Le libertinage moderne cher au cinéaste de Un Baiser s’il vous plaît ( 2007) et de Une autre vie (2013) trouve son prolongement avec l’adaptation d’un épisode de Jacques le fataliste de Diderot. Le récit de la vengeance d’une femme délaissée , dont la modernité du texte et du conte de l’auteur du XVIII ème , renvoie ses échos à certains combats des femmes d’aujourd’hui . Mariage réussi des mots et de l’image . Un régal…
Le cinéaste qui a su manier dans ses œuvres le plaisir des mots et ceux des sentiments et des désirs masculins et féminins, via la tonalité de la comédie, s’y retrouvant souvent au cœur des situations , où la maladresse servait à ses héros ou héroïnes de rempart habile pour parvenir à leurs fins . La passion amoureuse est une constante qui traverse les siècles et les génération avec les conséquences qu’elle génère : dissimulations , mensonges, trahisons , vengeance. .. qui le sont toujours au nom de l’amour . Et c’est le privilège de la littérature (… et du cinéma ) que d’ explorer , sans juger , les vices et ( ou ) les vertus, des âmes qui y sont soumises . La création permet cette liberté de s’en détacher afin de donner à comprendre les excès , et ce n’est donc pas un hasard , si finalement le cinéaste a fini par aller puiser dans la littérature et chez Diderot ici , son inspiration . Jusque là , seuls les « marivaudages » de celle-ci y faisaient écho , au cœur de la modernité des récits du présent. Cette fois-ci , il franchit le pas de l’adaptation « en costumes » comme ont dit , avec une partie du texte de Jacques le fataliste et son maître . On y retrouve , Madame de La Pommeraye ( Cécile De France ), qui après avoir résisté au assauts du libertin Marquis des Arcis (Edouard Baer, maniant le verbe comme jamais …) finit par céder à ses promesses, le croyant sincère . Mais le temps qui passe ,va faire faner comme les plus belles fleurs , les promesses d’amour éternel, et voilà notre aimante qui , sans mot dire jouant elle aussi sur la lassitude , va fomenter en secret sa vengeance impitoyable …

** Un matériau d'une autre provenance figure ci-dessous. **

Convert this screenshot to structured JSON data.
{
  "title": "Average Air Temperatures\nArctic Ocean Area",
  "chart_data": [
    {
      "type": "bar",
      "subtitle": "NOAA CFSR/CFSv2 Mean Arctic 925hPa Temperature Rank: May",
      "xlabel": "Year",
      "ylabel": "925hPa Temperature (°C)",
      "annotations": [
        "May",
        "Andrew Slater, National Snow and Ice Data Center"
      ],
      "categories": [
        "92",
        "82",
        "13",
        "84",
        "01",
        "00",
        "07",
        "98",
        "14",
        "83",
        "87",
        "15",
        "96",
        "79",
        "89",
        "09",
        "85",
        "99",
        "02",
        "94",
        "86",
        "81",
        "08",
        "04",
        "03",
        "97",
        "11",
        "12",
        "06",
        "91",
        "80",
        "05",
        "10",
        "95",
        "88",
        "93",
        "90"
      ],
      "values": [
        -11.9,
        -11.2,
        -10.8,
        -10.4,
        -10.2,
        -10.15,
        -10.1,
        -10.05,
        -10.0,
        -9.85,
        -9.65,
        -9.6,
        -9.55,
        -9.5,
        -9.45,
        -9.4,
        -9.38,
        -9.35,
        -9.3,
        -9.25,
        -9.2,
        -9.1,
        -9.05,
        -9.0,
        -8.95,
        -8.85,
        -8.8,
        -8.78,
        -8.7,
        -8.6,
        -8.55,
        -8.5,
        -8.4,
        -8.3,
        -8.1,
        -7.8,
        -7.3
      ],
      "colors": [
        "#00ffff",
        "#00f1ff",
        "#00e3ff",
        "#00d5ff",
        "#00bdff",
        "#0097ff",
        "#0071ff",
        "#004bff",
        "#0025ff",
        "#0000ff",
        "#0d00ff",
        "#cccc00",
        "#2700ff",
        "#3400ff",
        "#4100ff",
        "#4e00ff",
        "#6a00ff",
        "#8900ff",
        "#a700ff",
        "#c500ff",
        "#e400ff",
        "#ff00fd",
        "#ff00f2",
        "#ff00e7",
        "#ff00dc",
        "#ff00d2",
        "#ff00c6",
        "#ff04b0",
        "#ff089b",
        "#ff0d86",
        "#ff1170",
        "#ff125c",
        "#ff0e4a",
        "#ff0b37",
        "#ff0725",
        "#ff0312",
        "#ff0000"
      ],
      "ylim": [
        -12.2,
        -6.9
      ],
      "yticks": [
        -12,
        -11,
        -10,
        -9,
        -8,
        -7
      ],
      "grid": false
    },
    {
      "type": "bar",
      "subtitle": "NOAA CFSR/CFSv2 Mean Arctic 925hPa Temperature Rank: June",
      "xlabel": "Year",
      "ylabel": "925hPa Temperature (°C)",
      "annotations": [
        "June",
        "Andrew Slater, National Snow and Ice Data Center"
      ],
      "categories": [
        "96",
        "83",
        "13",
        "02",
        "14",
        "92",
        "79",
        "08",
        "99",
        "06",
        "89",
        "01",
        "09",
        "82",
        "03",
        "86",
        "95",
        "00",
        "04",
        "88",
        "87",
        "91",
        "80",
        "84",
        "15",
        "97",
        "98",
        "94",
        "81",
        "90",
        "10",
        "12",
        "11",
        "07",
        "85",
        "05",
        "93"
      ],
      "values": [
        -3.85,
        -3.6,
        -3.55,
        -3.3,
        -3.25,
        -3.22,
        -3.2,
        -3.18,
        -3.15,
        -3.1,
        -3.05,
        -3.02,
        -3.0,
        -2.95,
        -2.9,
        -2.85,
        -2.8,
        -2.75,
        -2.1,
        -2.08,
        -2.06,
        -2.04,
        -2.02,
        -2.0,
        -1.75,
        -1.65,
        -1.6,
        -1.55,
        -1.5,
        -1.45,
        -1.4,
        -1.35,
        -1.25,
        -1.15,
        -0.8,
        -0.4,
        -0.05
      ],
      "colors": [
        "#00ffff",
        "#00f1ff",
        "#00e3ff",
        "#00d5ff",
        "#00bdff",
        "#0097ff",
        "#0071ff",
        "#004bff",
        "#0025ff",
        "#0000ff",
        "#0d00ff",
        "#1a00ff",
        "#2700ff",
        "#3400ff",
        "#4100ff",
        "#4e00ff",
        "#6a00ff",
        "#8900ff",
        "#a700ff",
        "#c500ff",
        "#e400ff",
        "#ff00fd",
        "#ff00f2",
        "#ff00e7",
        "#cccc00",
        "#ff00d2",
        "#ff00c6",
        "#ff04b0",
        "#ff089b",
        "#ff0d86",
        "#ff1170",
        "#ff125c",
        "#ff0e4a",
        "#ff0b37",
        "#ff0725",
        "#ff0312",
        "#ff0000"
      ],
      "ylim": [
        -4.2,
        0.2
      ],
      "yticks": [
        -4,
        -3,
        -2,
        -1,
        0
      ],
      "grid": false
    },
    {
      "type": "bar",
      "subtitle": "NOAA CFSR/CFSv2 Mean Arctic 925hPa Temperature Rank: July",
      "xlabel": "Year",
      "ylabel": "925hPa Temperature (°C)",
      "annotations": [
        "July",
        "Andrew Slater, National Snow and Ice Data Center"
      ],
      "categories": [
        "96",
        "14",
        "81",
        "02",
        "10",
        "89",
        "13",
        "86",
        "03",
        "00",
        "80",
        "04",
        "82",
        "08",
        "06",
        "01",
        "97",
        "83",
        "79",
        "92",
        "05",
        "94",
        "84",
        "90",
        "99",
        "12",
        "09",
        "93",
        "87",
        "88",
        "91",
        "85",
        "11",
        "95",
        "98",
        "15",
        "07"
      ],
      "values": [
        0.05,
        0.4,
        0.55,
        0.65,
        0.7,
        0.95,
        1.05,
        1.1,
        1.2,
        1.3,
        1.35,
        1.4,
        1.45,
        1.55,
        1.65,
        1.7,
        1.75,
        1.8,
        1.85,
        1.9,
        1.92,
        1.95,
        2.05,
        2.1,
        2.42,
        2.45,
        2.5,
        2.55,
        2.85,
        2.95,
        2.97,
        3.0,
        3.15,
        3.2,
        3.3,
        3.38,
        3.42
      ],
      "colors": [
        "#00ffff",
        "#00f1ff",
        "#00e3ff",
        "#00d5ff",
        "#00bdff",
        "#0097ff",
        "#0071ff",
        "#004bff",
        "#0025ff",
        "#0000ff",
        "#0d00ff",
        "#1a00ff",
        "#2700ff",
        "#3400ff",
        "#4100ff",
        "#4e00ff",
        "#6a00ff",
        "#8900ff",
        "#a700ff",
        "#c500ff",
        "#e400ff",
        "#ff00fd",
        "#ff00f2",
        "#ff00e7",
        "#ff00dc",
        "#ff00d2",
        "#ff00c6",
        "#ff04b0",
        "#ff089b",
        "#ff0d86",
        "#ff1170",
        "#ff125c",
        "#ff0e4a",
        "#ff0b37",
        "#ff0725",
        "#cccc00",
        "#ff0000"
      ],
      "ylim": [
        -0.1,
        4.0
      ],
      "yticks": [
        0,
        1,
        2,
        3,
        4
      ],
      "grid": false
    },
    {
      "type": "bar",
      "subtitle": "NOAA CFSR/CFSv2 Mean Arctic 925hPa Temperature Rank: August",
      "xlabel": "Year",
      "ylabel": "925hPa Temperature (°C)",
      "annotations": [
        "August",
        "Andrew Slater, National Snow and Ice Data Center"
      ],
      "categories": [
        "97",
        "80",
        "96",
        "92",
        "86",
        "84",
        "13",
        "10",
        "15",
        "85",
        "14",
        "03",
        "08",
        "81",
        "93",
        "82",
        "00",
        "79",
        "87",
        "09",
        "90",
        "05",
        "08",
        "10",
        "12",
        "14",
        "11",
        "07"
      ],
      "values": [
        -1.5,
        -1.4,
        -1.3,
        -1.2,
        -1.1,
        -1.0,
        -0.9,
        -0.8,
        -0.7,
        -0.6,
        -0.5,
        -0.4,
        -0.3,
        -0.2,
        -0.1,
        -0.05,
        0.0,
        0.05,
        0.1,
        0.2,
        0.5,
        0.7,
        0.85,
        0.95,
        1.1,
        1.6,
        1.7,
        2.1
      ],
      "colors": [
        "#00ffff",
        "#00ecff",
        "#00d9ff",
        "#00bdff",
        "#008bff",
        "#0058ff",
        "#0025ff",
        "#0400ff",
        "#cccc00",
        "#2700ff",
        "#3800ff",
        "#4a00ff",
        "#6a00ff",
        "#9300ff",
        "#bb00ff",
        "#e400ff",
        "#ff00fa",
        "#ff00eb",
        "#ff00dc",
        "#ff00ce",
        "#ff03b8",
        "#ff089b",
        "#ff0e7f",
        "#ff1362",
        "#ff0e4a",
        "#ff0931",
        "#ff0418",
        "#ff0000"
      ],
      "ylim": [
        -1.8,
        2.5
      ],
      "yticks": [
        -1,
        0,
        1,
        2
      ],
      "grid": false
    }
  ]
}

Celle qui lui permettra de répondre à la trahison amoureuse dont elle se sent la victime,du désamour . A celle -ci , elle va ajouter un cynisme imperturbable dans le cheminement qui doit lui permettre , blessée dans sa chair et sa dignité bafouée, de corriger celui qui la déshonore par un tel comportement . C’est ce cheminement- porté par une Cécile de France froide et calculatrice qui va tout faire pour corriger et humilier celui qui l’a trahie – qui fait la force du récit et du film dont la mise en scène de la dramaturgie qui y conduit, est magnifiquement habillée par l’élégance d’une mise en scène qui l’inscrit dans le cadre des décors , intérieurs et extérieurs , où les dialogues y sont mis en perspective dans l’espace . Superbes séquences où les jeux de mots et de lumières, renvoient l’écho des frissons des sentiments qui s’y jouent . Au coeur d’une ballade dans les jardins , les allées , au bord d’un étang , ou encore dans des intérieurs où comportements et sentiments, se » jaugent » en catimini. L’élégance du « ne rien laisser paraître »,ou celle du « libertinage » toujours présente dans les comportements comme dans les mots choisis et mesurés , irrigue le récit du suspense . En même temps qu’elle offre à la dimension du sentiment de trahison ressenti poussant à renvoyer à l’autre la cruauté de l’humiliation subie , en une sorte d’effet boomerang implacable . Il le sera d’autant plus , que , au delà de la victime désignée, l’humiliation ourdie impactera …celles qui serviront d’appât à sa vengeance . Celles, que Mme De La Pommeraye , fera ses complices piégées : Mademoiselle de Joncquières( Alice Isaaz, épatante ) et sa mère ( Natalia Dontcheva, émouvante ) . Une mère et une fille de noblesse déchues , vouées à la prostitution , et qu’elle sacrifiera à son désir de vengeance . Déjà faibles et humiliées , elle prolongera leur martyre. C’est le beau contrepoint , introduit par le récit pointant le revers de la médaille de la vengeance, poussant à « sacrifier » à celle-ci, ses pareilles déjà touchées par l’infortune …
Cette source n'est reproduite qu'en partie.